In a joint letter to UK Work and Pensions Secretary David Gauke, Social Security Minister Jeane Freeman and Kelly Parry, community well-being spokeswoman for local government body Cosla, highlighted “abject failures” in the new system.
Universal Credit was brought in with the aim of simplifying the benefits system by bringing together a number of different social security payments.
But Ms Freeman said it was “fundamentally flawed” and “causing unnecessary hardship and suffering to families across Scotland”.
The full service, where people use an online account to manage their claim or apply for a benefit, is already up and running in parts of the country and is due to be introduced in full by the end of next year.
However, Scottish ministers have complained that people who are moved onto full service have to wait six weeks before receiving their first payment.
Levels of rent arrears among those receiving Universal Credit are at least 2.5 times higher than for those who still receive Housing Benefit, the letter to Mr Gauke states.

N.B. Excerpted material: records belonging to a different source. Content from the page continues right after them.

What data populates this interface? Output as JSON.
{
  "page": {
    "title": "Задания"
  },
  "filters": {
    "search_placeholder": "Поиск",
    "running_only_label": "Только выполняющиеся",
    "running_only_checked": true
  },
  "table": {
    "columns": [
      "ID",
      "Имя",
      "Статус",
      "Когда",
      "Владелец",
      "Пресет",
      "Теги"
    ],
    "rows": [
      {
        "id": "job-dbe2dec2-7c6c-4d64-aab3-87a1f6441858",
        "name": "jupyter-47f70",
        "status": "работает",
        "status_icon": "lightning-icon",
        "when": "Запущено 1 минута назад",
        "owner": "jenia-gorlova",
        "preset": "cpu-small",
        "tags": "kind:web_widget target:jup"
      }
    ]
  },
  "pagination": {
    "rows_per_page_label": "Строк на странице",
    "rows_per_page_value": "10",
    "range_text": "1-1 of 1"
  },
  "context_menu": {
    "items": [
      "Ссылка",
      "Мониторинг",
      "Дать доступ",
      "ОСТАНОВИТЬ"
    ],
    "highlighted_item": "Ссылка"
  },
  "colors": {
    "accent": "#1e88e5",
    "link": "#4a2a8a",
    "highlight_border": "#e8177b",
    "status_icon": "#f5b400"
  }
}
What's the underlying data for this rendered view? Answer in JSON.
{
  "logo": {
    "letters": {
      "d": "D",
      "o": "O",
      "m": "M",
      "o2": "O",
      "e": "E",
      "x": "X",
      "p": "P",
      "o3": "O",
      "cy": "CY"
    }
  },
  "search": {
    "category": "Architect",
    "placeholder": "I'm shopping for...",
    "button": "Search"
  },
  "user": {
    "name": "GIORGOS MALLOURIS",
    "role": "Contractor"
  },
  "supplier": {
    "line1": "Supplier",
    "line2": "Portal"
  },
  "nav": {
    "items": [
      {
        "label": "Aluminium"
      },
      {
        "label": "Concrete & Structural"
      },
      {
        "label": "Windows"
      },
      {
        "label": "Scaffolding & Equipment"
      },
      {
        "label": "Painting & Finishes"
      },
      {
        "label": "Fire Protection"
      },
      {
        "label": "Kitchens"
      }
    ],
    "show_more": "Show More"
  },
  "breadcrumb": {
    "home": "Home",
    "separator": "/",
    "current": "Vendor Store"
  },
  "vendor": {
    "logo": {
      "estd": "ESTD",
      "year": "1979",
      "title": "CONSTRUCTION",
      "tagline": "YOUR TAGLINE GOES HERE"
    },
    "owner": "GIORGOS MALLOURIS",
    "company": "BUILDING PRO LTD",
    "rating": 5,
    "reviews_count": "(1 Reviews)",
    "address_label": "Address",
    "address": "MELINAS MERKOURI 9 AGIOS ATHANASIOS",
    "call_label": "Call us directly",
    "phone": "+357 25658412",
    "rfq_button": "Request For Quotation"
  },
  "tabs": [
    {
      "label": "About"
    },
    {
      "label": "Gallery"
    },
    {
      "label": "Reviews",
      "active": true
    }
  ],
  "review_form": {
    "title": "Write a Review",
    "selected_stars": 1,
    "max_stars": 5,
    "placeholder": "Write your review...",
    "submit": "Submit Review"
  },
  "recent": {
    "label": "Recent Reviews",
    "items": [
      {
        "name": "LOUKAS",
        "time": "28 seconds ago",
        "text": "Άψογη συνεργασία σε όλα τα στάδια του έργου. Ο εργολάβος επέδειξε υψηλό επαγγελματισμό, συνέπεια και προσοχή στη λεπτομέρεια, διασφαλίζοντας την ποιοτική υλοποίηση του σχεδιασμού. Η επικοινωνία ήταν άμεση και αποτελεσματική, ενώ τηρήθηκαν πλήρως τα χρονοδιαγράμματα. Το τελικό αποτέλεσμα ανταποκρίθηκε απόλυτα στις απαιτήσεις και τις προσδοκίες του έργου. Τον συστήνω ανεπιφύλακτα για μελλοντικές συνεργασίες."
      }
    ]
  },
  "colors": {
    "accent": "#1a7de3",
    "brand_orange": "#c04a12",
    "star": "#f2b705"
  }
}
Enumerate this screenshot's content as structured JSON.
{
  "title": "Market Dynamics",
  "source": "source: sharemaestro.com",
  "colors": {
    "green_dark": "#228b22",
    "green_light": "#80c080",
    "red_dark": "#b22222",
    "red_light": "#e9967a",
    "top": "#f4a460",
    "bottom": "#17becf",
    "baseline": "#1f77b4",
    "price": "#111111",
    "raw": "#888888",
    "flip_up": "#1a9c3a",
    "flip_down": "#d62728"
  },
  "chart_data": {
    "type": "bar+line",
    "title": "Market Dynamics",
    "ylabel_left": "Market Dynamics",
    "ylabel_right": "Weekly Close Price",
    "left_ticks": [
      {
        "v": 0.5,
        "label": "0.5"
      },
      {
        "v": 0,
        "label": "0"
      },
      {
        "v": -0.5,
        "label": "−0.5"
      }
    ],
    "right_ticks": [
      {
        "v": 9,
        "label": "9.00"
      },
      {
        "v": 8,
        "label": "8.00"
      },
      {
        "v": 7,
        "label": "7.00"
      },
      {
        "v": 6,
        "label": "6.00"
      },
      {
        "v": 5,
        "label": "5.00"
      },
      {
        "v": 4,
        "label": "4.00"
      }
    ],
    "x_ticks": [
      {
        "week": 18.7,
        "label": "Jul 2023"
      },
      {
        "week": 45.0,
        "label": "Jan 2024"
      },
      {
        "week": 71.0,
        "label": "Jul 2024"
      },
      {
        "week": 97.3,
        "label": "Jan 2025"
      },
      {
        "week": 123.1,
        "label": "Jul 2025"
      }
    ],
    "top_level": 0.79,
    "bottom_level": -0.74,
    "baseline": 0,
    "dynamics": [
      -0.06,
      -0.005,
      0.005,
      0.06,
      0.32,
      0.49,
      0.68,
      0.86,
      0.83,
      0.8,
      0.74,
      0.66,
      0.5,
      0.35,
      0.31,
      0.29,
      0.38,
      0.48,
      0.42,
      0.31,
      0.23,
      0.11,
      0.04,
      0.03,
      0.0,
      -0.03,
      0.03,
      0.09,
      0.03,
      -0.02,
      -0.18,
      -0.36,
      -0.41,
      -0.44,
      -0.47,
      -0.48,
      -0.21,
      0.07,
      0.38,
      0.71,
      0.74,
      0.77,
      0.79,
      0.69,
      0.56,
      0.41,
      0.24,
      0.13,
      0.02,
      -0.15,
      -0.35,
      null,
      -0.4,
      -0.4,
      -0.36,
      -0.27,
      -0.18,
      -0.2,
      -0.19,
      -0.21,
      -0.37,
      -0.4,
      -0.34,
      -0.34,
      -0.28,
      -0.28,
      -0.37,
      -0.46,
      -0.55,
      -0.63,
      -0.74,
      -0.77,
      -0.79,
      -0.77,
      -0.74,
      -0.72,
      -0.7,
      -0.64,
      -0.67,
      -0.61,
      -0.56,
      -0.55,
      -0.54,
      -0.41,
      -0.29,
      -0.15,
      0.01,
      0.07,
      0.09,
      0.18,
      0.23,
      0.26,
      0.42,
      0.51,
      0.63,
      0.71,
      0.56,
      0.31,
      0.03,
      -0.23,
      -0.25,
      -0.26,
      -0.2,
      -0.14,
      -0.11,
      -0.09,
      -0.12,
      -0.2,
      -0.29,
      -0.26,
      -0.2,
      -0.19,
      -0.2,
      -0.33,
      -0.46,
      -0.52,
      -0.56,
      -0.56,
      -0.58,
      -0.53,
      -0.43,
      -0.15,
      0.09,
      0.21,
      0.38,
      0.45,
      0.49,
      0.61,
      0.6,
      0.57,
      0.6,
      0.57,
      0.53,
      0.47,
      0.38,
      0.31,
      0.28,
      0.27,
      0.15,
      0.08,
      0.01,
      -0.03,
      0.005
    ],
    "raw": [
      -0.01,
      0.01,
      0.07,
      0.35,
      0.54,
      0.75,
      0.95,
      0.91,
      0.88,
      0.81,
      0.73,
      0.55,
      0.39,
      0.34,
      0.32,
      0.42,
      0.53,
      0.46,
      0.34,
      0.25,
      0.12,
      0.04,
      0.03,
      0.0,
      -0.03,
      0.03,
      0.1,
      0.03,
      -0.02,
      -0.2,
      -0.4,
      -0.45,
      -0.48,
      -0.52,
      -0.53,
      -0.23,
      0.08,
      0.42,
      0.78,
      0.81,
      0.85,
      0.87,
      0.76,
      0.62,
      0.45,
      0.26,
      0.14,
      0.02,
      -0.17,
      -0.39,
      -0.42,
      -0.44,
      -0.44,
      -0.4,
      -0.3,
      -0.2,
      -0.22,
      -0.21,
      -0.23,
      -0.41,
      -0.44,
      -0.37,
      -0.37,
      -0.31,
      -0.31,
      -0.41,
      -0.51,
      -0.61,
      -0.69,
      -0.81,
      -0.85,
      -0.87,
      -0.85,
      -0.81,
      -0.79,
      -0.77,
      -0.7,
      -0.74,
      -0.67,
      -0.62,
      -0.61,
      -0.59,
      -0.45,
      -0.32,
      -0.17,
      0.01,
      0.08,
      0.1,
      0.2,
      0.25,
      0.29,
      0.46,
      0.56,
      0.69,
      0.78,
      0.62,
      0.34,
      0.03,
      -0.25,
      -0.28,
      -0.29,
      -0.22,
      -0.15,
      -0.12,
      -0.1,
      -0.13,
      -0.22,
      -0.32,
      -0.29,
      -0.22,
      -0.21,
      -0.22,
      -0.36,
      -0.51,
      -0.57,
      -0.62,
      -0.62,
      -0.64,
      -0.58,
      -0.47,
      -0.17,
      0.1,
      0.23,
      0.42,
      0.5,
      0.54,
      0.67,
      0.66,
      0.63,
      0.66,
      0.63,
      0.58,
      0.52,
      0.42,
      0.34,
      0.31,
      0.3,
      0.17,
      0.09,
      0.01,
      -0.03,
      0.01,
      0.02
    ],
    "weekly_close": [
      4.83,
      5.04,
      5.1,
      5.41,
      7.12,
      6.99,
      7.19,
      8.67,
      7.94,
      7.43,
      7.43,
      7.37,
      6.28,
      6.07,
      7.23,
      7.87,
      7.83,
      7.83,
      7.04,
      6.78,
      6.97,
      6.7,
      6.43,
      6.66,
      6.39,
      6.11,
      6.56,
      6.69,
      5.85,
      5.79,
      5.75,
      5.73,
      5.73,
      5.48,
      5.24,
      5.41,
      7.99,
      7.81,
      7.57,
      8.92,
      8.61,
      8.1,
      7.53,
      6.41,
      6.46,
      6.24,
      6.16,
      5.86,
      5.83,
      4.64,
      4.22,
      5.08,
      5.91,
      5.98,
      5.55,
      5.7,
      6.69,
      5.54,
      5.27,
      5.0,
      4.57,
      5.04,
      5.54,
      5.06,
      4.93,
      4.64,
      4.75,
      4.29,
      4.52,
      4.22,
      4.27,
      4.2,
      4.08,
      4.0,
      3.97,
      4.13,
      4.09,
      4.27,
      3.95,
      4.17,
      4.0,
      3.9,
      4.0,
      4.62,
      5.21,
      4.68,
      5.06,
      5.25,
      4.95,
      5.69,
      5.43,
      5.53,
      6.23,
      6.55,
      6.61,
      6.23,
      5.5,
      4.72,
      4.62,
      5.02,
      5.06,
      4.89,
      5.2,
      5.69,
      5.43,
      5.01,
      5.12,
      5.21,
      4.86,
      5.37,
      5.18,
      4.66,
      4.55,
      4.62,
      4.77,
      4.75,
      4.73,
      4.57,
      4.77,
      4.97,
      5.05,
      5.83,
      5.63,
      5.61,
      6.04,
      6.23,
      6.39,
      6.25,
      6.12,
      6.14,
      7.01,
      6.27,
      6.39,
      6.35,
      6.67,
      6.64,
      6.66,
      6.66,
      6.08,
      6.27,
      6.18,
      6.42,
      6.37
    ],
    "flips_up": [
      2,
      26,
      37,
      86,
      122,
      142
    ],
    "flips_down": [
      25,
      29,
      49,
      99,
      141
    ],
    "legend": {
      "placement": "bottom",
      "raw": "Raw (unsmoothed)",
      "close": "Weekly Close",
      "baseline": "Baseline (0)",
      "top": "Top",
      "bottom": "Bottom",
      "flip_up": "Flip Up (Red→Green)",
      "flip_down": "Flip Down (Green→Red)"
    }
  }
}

In the local authority areas where the new system has been rolled out – Highland, East Lothian, East Dunbartonshire, and Inverclyde – councils recorded a rise in discretionary housing payments of over £343,000 while welfare fund crisis grants went up by more than £94,000.
The four councils also claim to have incurred more than £830,000 extra administrative costs as a result of the introduction of Universal Credit.
The Scottish Government has previously called for the roll-out of the system to be halted, with Scottish Labour making a similar plea in recent months.
Ms Freeman said: “Universal Credit is failing the people it is designed to support. The in-built six-week wait for the first payment – which is often even longer – is unacceptable and pushing people into crisis and rent arrears, having to rely on food banks and emergency payments to get by.
“The Universal Credit pilots have also highlighted problems with monthly payments, removing landlord direct payments and making a single household payment.
“Despite the clear evidence of these failures the Department for Work and Pensions still refuses to acknowledge the severity of the problem. This incompetency cannot continue. It is time UK Ministers faced up to the facts and stepped up to support people and stop the roll-out of a failing system.”
The minister spoke out ahead of a debate in the Scottish Parliament on Tuesday.
A spokesman for the Department for Work and Pensions said: “Universal Credit is already in every job centre for single claimants, and we are rolling it out to a wider range of people in a safe and controlled way.
“The majority of claimants are paid in full and on time, and are comfortable managing their money. Advance payments and budgeting support is available for anyone who needs extra help.
“The Scottish Government now has significant welfare powers including flexibility over Universal Credit payments.”